Present at the meeting was the Honourable Jason Kenney, Minister of Citizenship, Immigration and Multiculturalism. I had the opportunity to speak with him before the meeting began. Of interest to people here is that the Minister is a graduate of the Athol Murray College of Notre Dame in Wilcox.
The Conference was sponsored by the Assembly of Catholic Bishops of Ontario and CNEWA (Catholic Near East Welfare Association) a Papal agency for humanitarian and pastoral support and hosted jointly by the Archdiocese of Toronto and the Diocese of London. Speakers seated at the table were Martin Mark from the Office of Refugees for the Archdiocese of Toronto, Fr. Tim Hanley, John McGrath, Chancellor of Temporal Affairs of the Archdiocese of Toronto, the Hon. Jason Kenney, Archbishop Thomas Collins, Archbishop of Toronto and Carl Hetu of CNEWA.
Archbishop Collins spoke of the time of the first bishop of Toronto, Bishop Power, when 40,000 Irish immigrants arrived in Toronto, at that time a city with a population of 20,000 people. They were stricken with typhoid fever and thousands died including Bishop Power who contracted the disease while caring for them. Most recently, the new Auxiliary Bishop for Toronto who was ordained that day, Bishop Vincent Nguyen, fled Vietnam at the age of sixteen as one of the Boat People seeking refuge in Canada. While our goal must be to help people stay in their own country and strengthen them, we must also welcome those who cannot stay
The Hon. Jason Kennedy said that Canada accepts the largest number of refugees from Iraq and the Middle East thanks to the work done by such Catholic agencies as the Archdioces of Toronto. He said that the Church is seen as a parther in this work of welcoming refugees. Canada has welcomed over a million refugees since World War II. Each year 100,000 refugees are settled throughout the world out of a total of a million and a half primarily by twenty developped countries. While the preference is to have people return to a stabilized country, Canada accepts 10,000 to 12,000 refugees who cannot return to their home country because of grave risk. Of these three to four thousand come to Canada through private sponsorship.

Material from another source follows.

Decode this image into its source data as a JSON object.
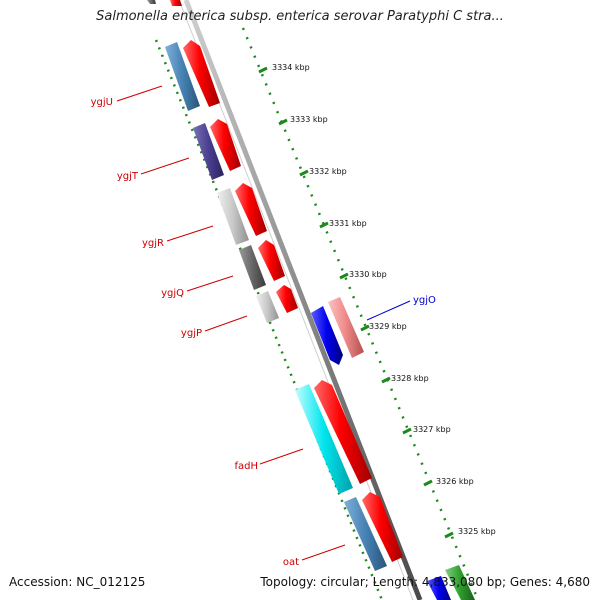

I am very pleased and proud that people and parishes in our Archdiocese have been part of this private sponsorship. The great advantage of private sponsorship is the personal care that is give to these people whose lives have been disrupted or shattered. This is a care that government sponsored refugees are not always able to receive. In private sponsorship, the refugees are met at the airport, taken to their home, helped to buy clothing and made sure that they have the necessities of life.
3800 refugees from Iraq have been settled in Canada, most of them are Catholics driven from their homes and country because of their Christian faith. It is especially important for the Church to look at ways to help bring these people to settlement in Canada. There are more people seeking settlement in Canada than the government is able to receive and process. Thus the urgent need for private sponsorship.
The Archdiocese of Regina took part in the National Conference on Refugee Sponsorship through its director of the diocese's Social Justice Office, Bert Pitzel.
Seen here from left to right: Carl Hétu, National Secretary for CNEWA Canada; Gilbert Iyamuremye, Director of the Office of Refugees for the Diocese of London, and Martin Mark, Office fo Refugeews for the archdiocese of Toronto.